No pewnie, że tak! Brawo. Super wyjaśnione. Ps. Wiem, że odkopuję:)

klaus_kinski

Jak dla mnie, to sprawa przedstawia się w sposób następujący:
W książce mieliśmy 5 armii:
1.Ludzie;
2.Elfy;
3.Krasnoludy;
4.Orkowie/Gobliny (Tolkien w wielu przypadkach używał tych terminów zamiennie- dopiero w filmach postanowiono to rozgraniczyć w sposób wyraźny);
5.Wargowie;

Warto rzecz jasna poczynić odpowiednią uwagę i rozgraniczyć strony konfliktu na dwie: po jednej stronie mamy ludzi, elfów i krasnoludów, a po drugiej orków i wargów.
A teraz co mamy w filmie: już od Władcy Pierścieni widzimy, że wargowie są ściśle związani z orkami. W Dwóch Wieżach mamy cały oddział orków dosiadających wargów, który atakuje Theodena i ludzi uciekających do Helmowego Jaru. Tak samo sprawa ma się w Hobbicie: mamy watahę Azoga, która ściga kompanię Thorina, dosiadając wargów.
Peterowi Jacksonowi zapewne trudno było w perswadować widzom w szóstym filmie z kolei, że wargowie mogą być uznawani za osobną armię, nawet biorąc pod uwagę ich niewątpliwą inteligencję, skoro we wszystkich poprzednich zawsze pokazywał ich u boku orków, czyniąc z nich de facto wierzchowce dla sług Saurona, czy też Sarumana.
Jak dla mnie, to reżyser postanowił po prostu wprowadzić dwie armie orków (jedną, która przybyła z Dol Guldur pod przewodnictwem Azoga i drugą, która przybyła z Gundabadu pod przewodnictwem Bolga), żeby zachować liczbę pięciu armii, przedstawić to widzowi w formie do przyjęcia i jednocześnie podtrzymać wizerunek wargów, który sam w poprzednich ekranizacjach wykreował.
Czy się nam to podoba czy nie, teraz i tak już za późno. PJ być może trochę namieszał, ale moim zdaniem nawet udało mu się z tego sensownie wybrnąć.
Co do goblinów, to wydaje mi się, że w filmie potraktowano ich jako taką grupę zwiadowczą, która poprzedzała pochód armii z Gundabadu. Jak najbardziej, ja również uważam, że nie można traktować ich jako osobnej armii.

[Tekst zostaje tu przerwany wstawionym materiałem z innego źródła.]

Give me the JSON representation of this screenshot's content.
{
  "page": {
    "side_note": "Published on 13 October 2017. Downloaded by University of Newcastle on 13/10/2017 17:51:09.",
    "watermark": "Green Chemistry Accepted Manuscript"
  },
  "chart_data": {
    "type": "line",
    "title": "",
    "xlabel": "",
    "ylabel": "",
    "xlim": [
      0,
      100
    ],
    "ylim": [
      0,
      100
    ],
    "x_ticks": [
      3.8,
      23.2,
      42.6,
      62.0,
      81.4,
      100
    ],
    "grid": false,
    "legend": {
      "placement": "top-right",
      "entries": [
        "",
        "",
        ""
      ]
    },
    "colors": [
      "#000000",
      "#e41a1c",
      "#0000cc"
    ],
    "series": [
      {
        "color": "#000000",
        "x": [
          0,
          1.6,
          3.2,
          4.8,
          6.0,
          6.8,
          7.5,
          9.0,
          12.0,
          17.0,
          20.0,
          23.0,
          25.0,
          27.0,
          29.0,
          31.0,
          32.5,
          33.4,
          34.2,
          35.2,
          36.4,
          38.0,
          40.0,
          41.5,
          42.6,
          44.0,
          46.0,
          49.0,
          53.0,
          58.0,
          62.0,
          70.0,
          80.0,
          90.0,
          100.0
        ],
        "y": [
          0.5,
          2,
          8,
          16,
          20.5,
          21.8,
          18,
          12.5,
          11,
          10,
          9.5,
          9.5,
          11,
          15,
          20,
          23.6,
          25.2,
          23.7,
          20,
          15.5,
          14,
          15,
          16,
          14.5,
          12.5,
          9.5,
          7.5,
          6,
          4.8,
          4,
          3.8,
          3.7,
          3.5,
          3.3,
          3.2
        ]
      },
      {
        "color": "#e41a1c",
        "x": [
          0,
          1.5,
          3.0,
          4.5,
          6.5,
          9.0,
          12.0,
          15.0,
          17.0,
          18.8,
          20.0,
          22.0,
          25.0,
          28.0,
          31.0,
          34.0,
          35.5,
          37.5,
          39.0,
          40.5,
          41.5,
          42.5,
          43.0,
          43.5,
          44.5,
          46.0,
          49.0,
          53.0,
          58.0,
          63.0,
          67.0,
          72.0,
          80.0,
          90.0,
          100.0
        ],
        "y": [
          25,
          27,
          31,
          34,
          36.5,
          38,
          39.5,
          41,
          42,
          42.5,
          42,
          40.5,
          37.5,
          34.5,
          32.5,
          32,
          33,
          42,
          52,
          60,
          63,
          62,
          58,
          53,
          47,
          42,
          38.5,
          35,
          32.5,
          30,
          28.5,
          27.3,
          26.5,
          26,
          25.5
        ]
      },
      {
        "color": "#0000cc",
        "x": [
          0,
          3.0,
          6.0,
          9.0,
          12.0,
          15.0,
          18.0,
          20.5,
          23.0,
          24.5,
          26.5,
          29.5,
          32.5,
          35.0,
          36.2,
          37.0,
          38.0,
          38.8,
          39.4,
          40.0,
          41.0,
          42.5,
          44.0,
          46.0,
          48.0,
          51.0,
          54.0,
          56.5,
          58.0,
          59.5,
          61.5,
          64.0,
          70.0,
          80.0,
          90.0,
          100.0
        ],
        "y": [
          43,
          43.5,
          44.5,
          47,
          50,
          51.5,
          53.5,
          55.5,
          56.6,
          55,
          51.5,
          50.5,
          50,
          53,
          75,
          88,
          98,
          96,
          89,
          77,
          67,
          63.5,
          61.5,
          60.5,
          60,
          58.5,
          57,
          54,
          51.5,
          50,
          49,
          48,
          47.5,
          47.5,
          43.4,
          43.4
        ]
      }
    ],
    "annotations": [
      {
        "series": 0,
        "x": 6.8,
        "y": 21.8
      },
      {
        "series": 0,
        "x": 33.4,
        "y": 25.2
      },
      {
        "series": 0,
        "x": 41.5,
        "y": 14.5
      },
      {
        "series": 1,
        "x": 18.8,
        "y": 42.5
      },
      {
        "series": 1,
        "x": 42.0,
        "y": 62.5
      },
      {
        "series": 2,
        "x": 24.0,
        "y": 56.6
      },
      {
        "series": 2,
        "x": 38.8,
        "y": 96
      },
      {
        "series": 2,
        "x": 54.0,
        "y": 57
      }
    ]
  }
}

Mam nadzieję, że pomogłem.

Suweren1

Oczywiście to miałoby sens bo wargowie w książce byli rasą inteligentną, tylko problem w tym że w filmie w ogóle ich nie widać... znaczy się Azog dosiada jednego warga, paru jeszcze było w poprzednich częściach Hobbita.

Ale nie widać żadnej armii wargów ani nawet armii orków jadących na wargach.

Co już nawet samo w sobie byłoby naciągane - bo trudno inteligentną rasę sprowadzać tylko do wierzchowców.

A co do Azoga i Bolga to wielokrotnie było pokazane że Bolg był podwładnym Azoga i musiał wykonywać jego rozkazy. W dodatku orkowie pochodzili wszyscy z Gundabadu i nie ma podstaw by traktować ich jako osobne armie,..

ocenił(a) film na 8
klaus_kinski

Trochę na siłę chcesz znaleźć wyjaśnienie na nieistnienie pięciu armii ;) - a to że nietoperze nie były inteligentną rasą (dlaczego miałyby nie być?), a to że Azog i Blog dysponowali jedną armią.
Azog miał swoją armię, Blog swoją i to w znaczeniu czysto taktycznym, nie rasowym. Wszak to miała być bitwa pięciu "armii", nie zaś "ras", bo ras znalazłbyś dużo więcej niż pięć zarówno w książce i w filmie :)

vivinn

Jakby nie patrzeć przy podtytule filmu "Bitwa pięciu armii" widz nie powinien mieć problemu ze zgadnięciem o jakie armie chodzi.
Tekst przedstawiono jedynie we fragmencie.